Book Review: “Manipulated: Inside the Cyberwar to Hijack Elections and Distort the Truth”

Manipulated: Inside the Cyber War to Hijack Elections and Distort the Truth, by Theresa Payton, takes on what is arguably the most important issue facing Americans today: the global digital war on democracy being waged by our geopolitical adversaries. Indeed, as she explains, most of the world is threatened by cyber election meddling.

The basic story is familiar to people who follow the news. Russian and Chinese state actors, along with cyberwar units in Iran and elsewhere, are using highly sophisticated digital technologies to shift American public opinion and even hack the election infrastructure itself. What Payton does so skillfully in the book, though, is to flesh out the frightening reality of America’s true vulnerability to foreign manipulation of its political process.

Payton comes to this task with strong credentials. She was the first woman to serve as White House CIO, under President George W. Bush. Now, Payton is CEO of Fortalice Solutions, a cybersecurity and intelligence services firm. She brings an experienced eye to a subject that can be overwhelming and bewildering to most Americans.

The book lays out the depth and breadth of the threats the country is facing. She chronicles the many different ways that Russia and China are pushing false narratives on social media and infusing the American news ecosystem with distracting stories aimed at advanced their preferred candidates for office—or, in some cases, favoring their geopolitical agendas.

Payton then probes several underlying issues that are necessary to understanding what’s going on. She discusses how Americans have difficulty determining which stories are true and which are fake. The pace and volume of digital news and the trust-based nature of social media groups make it hard for most people to spot a fake story planted by the GRU.

She then gets into the technological aspects of this phenomenon, and again, the news is not encouraging. Our adversaries are getting strong and more sophisticated, with deep fake videos, fake social media personas and more. Payton examines the immense hacking and trolling infrastructure that Russia and China can bring to bear on American politics.

The book digs into the motivations that authoritarian countries like Russia, China and Iran have for poisoning democratic governments in the US, UK and elsewhere. It has to do with their regimes clinging to their own power. They don’t want their people pining away for American-style democratic rights. So, they conspire to make American democracy look like a sham.

She is also not shy about pointing the finger at our own country. The US is notorious for election meddling. We’re shocked to have it happening to us, but if you live in Central America, for example, you will be quite familiar with the US barging in and distorting your political process for its regional strategies.

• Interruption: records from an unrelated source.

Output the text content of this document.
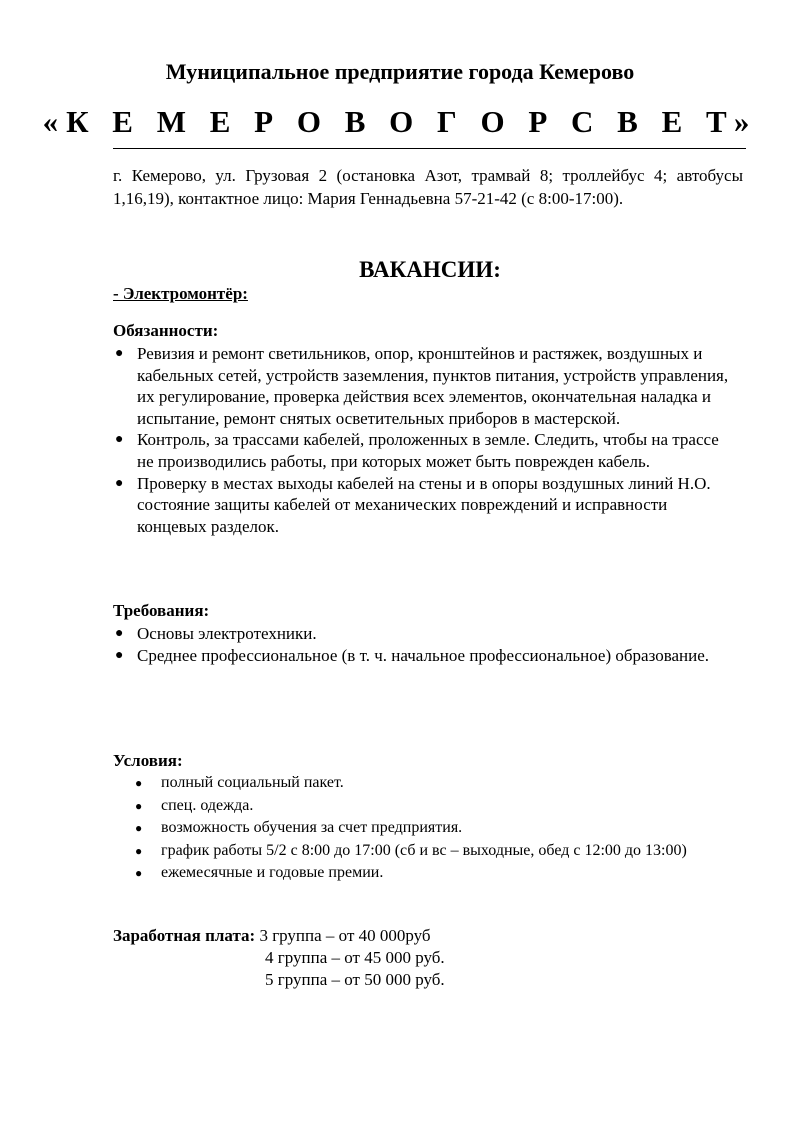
Муниципальное предприятие города Кемерово
«К Е М Е Р О В О Г О Р С В Е Т»
г. Кемерово, ул. Грузовая 2 (остановка Азот, трамвай 8; троллейбус 4; автобусы 1,16,19), контактное лицо: Мария Геннадьевна 57-21-42 (с 8:00-17:00).
ВАКАНСИИ:
- Электромонтёр:
Обязанности:
● Ревизия и ремонт светильников, опор, кронштейнов и растяжек, воздушных и кабельных сетей, устройств заземления, пунктов питания, устройств управления, их регулирование, проверка действия всех элементов, окончательная наладка и испытание, ремонт снятых осветительных приборов в мастерской.
● Контроль, за трассами кабелей, проложенных в земле. Следить, чтобы на трассе не производились работы, при которых может быть поврежден кабель.
● Проверку в местах выходы кабелей на стены и в опоры воздушных линий Н.О. состояние защиты кабелей от механических повреждений и исправности концевых разделок.
Требования:
● Основы электротехники.
● Среднее профессиональное (в т. ч. начальное профессиональное) образование.
Условия:
● полный социальный пакет.
● спец. одежда.
● возможность обучения за счет предприятия.
● график работы 5/2 с 8:00 до 17:00 (сб и вс – выходные, обед с 12:00 до 13:00)
● ежемесячные и годовые премии.
Заработная плата: 3 группа – от 40 000руб
4 группа – от 45 000 руб.
5 группа – от 50 000 руб.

As she explains, election meddling is nothing new. Interfering in the internal affairs of other states has been going on since ancient times, as she points out. However, digital technology makes things different. Lies can spread so much faster. The public is so deluged with stories, it cannot keep up.

Payton concludes the book with suggestions on what the government and individuals can do to mitigate the impact of these brazen foreign attempts at manipulation. She encourages people to check their sources and become savvier about what she calls “The manipulator’s playbook.” Tech companies need to step up. Congress needs to strengthen laws about cyber fraud, and so forth.

Having read several books on the themes of foreign cyber war against the US, I experienced a familiar sense of dread after finishing Manipulated. The threats are potent. The proposed solutions are optimistic but perhaps a bit naïve. One gets the sinking feeling that, like the digital lies that move at the speed of light, the threats attempting to destroy our democracy can move a lost faster than any potential solution. We may be dealing with the effects of the attacks way before we have a workable answer—and by then, the damage will be done.

Of course, the problem may ease back into a more manageable state in the next few years. Payton doesn’t say this, because she’s polite and a professional, but one of the main reasons the manipulation is so problematic today is because it appears that the White House itself is in on it. For sure, the administration and its allies are willfully promoting Russian propaganda they know to be false because it helps further their political agenda. Perhaps, on a different day in the near future, both political parties will look askance at foreign interference and join forces to defeat it.